Sentir dolor en la mano derecha es otra marca de desgaste relacionada con movimientos repetitivos. El cuerpo sometido (que describe los corporrelatos) revela la condición de un cuerpo disciplinado, obediente y programado para una serie de actividades que se repiten en la cotidianidad. En el caso del docente de primaria el énfasis corporal está puesto en la motricidad fina para elaborar las tareas básicas de su hacer: escribir en el tablero y en los cuadernos, dibujar, colorear, pintar, recortar, pegar, borrar, digitar, entregar, calcar, calificar, recoger… son modos de relación sensible que por exceso y rutina desencadenan molestias musculares evidenciadas a través del dolor.
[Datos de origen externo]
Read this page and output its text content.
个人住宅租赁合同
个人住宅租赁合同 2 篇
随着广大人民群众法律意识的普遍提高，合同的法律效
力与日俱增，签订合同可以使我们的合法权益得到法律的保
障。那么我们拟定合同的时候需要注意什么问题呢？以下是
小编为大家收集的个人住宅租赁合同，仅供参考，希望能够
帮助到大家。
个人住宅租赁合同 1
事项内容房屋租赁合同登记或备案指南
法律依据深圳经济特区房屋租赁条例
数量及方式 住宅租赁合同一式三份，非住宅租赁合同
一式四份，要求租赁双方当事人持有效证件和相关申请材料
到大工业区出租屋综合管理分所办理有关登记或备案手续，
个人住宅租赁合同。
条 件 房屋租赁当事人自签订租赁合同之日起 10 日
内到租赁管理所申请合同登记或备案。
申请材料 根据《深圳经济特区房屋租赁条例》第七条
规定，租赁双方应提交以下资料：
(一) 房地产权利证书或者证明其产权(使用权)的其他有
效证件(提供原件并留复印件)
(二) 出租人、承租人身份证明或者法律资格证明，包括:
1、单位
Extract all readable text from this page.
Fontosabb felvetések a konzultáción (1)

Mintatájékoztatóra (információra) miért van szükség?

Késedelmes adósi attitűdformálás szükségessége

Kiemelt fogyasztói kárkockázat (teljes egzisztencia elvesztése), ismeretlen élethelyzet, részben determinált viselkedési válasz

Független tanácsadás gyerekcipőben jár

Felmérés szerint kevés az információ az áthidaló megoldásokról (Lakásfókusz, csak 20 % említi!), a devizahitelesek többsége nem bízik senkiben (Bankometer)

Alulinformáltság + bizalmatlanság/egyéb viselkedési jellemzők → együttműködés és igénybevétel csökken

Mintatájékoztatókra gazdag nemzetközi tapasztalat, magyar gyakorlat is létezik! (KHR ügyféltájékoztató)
El estrés laboral es otra marca del cuerpo desgastado y se manifiesta al percibir que las actividades de la escuela se salen de su control y no puede responder en la manera deseada o esperada. Entonces, en situaciones de indisciplina o no control de las acciones en el aula que dispersan el objetivo pedagógico; en el desajuste de su tiempo personal con el tiempo institucional que regula las actividades escolares (el calendario académico, el currículo, el horario de clases, la hora de clase…); en el exceso de trabajo y otras situaciones de conflicto… se manifiesta el estrés como un desequilibrio percibido entre las demandas profesionales y la capacidad del docente para llevarlas a cabo (Ayuso, 2006, p. 6).

Tengo mucho trabajo por hacer en la escuela: las clases, la disciplina, la comparsa, las evaluaciones, atender a padres, resolver conflictos… El tiempo no alcanza y esto me inquieta. Y la inquietud se cruza con las dinámicas cotidianas: los regaños, las tensiones, el ir de prisa, el cambiar de actividad, las preocupaciones, la responsabilidad…

Cuando el estrés no es controlado puede generar estado continuo de ansiedad, tensión, ira, descontrol y múltiples síntomas psicosomáticos como dolores de cabeza, insomnio, alopecia, gastritis…, y trae consigo otra marca corporal: el trastorno de ansiedad (Arón y Milicic, 2000; Cardona, 2011; De la Torre, 2007). El docente concibe la escuela como ambiente laboral vulnerable al vivenciar y rememorar condiciones y situaciones que han afectado su salud y desempeño. La ansiedad se manifiesta como un estado de desequilibrio en la percepción de la escuela cuya enfática está puesta en las experiencias negativas que recuerda y vive el docente. En consecuencia, siente los síntomas como respuesta corporal a su percepción de afectación: alteración del sistema nervioso, náusea, perturbación del sueño, miedos, sensación de vulnerabilidad, intranquilidad… El estado de estrés y la ansiedad son marcas del cuerpo desgastado asociadas a factores psicolaborales.

Cometí un error: somaticé la vulnerabilidad de sentirme docente en la escuela. Como una esponja absorbí las emociones, imágenes, sentimientos y recuerdos de los acontecimientos negativos, y esto me afecta. Hay situaciones que provocan tensiones grises que se desplazan del cerebro al estómago. Entonces, el corazón palpita más rápido y la sangre recorre las arterias como tren sin frenos. De pronto, surge el deseo no deseado de vomitar, de escupir algo atascado en las entrañas y salir corriendo. Corro, corro, corro, y por más que lo hago no puedo escapar. Aparece la intranquilidad. Anoche no pude dormir… me atrapan los miedos.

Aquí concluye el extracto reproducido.